Я ждал, изучая свои ногти с запекшейся под ними кровью. И почему я не догадался захватить перчатки?
– Знаешь, так дело не пойдет, – сказал я негромко.
– Что? – выдохнул он, вытирая платком рот. Взгляд у него был измученный: интересно, что он теперь будет делать?
– Если бы речь шла о Рохасе, или даже о фон Хельрунге, оно бы еще ничего; старик уже не тот, что прежде.
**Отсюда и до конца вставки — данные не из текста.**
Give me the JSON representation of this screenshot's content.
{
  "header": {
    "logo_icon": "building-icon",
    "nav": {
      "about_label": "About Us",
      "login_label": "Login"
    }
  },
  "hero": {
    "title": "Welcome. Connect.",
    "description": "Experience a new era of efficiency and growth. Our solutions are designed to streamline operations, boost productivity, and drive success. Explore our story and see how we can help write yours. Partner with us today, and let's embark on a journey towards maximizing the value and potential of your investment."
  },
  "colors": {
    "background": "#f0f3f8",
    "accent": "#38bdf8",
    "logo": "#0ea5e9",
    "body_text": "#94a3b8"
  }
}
Но околпачивать Пеллинора Уортропа я лично поостерегся бы.
– Что ты плетешь, Генри?
– Не то чтобы его нельзя было околпачить – у него, как и у большинства людей, есть свои слабые стороны – но дело в том, что Пеллинор Уортроп человек необыкновенный; он князь аберрантной психологии, а ты ведь читал Макиавелли, правда?
– Да пошел ты, – сказал он и махнул на меня своим платочком. – Точно, спятил.
– Он вас вычислит, тебя и твоего босса, и что, по-твоему, тогда с вами будет? Ты сам говорил: «Бойцовый пес Уортропа». Ты знаешь, что случилось в Адене. И про Кровавый Остров тоже знаешь.